World Cup qualifiers: France tackle Finland with eye on winning hearts
A poll published on Sunday in Le Parisien newspaper found that 82 percent of French people have a "bad opinion" of the national football team.
- Agence France-Presse
- Updated: October 14, 2013 08:00 AM IST
With results elsewhere Friday guaranteeing France a World Cup qualifying play-off spot, Les Bleus tackle Finland in their final Group I match at the Stade de France on Tuesday with another challenge altogether.
A poll published on Sunday in Le Parisien newspaper found that 82 percent of French people have a "bad opinion" of the national football team while 54 percent expect them to fail in their bid to reach Brazil next year.
While France's bid to reach the global footballing showpiece is likely to rest on a two-legged play-off clash in November, barring an unlikely Spanish defeat to Georgia on Tuesday, it seems Didier Deschamps's players face an infinitely tougher task in winning over the hearts and minds of their countrymen.
It is the personalities of the players who infamously refused to get off the team bus and train one day during the 2010 World Cup in South Africa that still irks the French public.
It seems they have not been forgiven.
Judged unpleasant (85 percent), overpaid (86), individualist (84), talentless (76) and vulgar (73), it seems almost as if the French public would rather see their national team fail.
And yet it can't all be doom and gloom as six million people tuned their televisions into a festival of attacking and creative football as France dismantled Australia 6-0 at the Parc des Princes on Friday.

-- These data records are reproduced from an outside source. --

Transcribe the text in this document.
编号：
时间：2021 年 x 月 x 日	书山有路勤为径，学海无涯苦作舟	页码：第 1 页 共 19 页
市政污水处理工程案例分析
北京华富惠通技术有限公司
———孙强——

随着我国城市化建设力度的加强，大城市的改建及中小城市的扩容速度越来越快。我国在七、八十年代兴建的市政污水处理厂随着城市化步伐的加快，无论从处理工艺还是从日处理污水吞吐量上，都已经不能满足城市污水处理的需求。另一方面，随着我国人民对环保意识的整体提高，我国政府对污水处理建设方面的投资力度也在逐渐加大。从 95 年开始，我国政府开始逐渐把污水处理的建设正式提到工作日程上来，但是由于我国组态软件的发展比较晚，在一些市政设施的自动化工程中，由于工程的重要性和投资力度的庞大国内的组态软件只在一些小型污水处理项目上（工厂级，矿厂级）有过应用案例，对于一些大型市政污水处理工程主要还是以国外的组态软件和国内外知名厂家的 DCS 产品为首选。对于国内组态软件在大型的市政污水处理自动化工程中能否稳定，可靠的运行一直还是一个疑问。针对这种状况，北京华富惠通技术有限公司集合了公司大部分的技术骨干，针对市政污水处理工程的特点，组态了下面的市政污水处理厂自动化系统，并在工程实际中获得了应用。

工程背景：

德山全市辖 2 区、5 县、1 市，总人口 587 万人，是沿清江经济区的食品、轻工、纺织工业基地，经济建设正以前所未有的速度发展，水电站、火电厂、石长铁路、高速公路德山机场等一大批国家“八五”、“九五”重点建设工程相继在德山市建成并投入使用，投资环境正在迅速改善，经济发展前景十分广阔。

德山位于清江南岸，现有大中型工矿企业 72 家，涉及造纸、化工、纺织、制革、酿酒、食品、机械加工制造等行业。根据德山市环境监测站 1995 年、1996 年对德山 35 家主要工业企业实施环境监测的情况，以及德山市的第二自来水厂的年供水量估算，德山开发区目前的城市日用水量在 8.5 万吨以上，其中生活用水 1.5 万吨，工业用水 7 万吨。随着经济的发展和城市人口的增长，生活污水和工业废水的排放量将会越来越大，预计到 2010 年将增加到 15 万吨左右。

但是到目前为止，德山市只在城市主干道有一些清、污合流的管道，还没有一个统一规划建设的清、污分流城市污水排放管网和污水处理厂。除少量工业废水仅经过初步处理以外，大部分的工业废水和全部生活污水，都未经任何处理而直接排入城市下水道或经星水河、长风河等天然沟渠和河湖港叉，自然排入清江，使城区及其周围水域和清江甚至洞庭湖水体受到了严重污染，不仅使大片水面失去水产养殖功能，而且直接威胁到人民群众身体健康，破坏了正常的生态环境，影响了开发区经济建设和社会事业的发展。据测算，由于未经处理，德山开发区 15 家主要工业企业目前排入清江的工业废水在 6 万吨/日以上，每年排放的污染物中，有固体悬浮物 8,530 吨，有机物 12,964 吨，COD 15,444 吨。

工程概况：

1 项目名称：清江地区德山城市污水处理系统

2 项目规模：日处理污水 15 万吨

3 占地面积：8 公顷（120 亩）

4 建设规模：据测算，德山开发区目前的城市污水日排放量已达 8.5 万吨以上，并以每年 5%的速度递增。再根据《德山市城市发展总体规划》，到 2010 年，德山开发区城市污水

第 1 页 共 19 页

Yet even then, on what was supposed to be a celebratory evening, there was more than a hint of the antagonistic relationship between players and fans.

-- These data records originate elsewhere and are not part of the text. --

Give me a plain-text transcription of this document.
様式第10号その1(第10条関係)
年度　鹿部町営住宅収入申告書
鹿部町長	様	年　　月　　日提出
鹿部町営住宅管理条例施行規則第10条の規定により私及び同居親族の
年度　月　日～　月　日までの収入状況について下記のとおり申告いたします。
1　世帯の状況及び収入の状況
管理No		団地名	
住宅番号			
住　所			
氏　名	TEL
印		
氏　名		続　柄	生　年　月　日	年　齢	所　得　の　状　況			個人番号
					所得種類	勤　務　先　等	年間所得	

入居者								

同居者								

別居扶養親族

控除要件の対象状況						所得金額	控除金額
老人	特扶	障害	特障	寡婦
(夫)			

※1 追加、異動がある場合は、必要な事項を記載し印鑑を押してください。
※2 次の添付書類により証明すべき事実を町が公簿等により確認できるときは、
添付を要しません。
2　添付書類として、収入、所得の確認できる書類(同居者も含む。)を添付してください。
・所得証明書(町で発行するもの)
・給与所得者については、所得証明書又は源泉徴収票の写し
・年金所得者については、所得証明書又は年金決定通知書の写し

Star forward Karim Benzema was jeered more than cheered when he entered the fray as a second-half substitute for Olivier Giroud, paying for a run of 1,222 minutes without scoring in the blue shirt of the national team.
When he did find the net, six minutes after his introduction, he did seem to be forgiven his previous profligacy.

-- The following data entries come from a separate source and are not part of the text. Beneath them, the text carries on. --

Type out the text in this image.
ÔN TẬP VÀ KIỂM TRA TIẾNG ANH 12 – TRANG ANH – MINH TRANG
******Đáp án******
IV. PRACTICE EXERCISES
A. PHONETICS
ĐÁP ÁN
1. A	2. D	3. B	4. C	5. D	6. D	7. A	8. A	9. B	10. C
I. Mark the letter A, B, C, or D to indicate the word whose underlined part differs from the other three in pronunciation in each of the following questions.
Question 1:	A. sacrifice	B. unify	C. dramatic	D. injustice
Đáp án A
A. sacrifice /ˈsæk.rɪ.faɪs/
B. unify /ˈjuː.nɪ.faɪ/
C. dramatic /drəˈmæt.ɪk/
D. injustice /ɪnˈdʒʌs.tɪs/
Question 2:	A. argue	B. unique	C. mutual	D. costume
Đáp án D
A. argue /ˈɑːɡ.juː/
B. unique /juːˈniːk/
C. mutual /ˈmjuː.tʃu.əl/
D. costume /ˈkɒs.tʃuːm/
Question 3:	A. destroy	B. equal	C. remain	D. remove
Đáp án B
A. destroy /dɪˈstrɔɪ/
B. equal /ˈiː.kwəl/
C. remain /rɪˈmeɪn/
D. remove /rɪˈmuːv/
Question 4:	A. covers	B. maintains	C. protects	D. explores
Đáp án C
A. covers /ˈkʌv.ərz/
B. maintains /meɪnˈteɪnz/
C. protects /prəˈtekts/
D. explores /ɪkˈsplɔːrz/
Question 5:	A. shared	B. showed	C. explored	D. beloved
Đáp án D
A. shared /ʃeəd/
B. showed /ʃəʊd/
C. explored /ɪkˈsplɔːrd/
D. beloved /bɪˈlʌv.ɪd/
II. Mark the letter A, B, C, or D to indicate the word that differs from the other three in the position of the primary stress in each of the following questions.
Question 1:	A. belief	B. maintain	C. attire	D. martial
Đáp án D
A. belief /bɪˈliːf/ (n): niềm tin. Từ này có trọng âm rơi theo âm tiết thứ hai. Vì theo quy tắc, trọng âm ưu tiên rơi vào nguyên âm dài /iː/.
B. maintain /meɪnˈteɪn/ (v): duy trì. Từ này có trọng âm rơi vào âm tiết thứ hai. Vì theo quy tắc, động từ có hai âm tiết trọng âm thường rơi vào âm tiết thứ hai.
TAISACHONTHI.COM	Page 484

Marseille playmaker Mathieu Valbuena was roundly booed every time he touched the ball, paying for his association with the fierce and bitter rivals of the host club at the Parc des Princes, Paris Saint-Germain.
Valbuena, though, failed to let the moment pass and his reaction could only serve to further tarnish an already strained relationship.
"Not much affects me. You have to forgive them, maybe they thought Paris were playing," said the diminutive midfielder after the game.
"You can't turn idiots into intelligent people. It's a shame because when you're wearing the France shirt they should get behind us, but it doesn't bother me."
Perhaps it wasn't just a case of Valbuena being a Marseille player in PSG's stadium, though, as the Le Parisien poll suggested.
When asked which of six star players was their favourite, the respondees shunned the likes of Valbuena, Benzema, Franck Ribery, Samir Nasri and even Blaise Matuidi, plumping instead by a wide margin for Tottenham's low-profile goalkeeper Hugo Lloris.
A sign perhaps that it was more of a vote against the limelight-seeking superstars rather than for the humble and understated goalkeeper.
With six goals in their last match, and four in the second half of their 4-2 win in Belarus in their most recent World Cup outing, France will hope to continue their recent effectiveness in front of goal against the limited Finns and pray that that can help turn the tide of public opinion in their favour.
It would be too much to hope for Georgia to win in Spain, but another handsome victory and an impressive display in the northern suburbs of Paris will at least provide Les Bleus with a confidence boost ahead of the play-offs, in which they could potentially face Portugal or England, just as easily as Hungary or Iceland.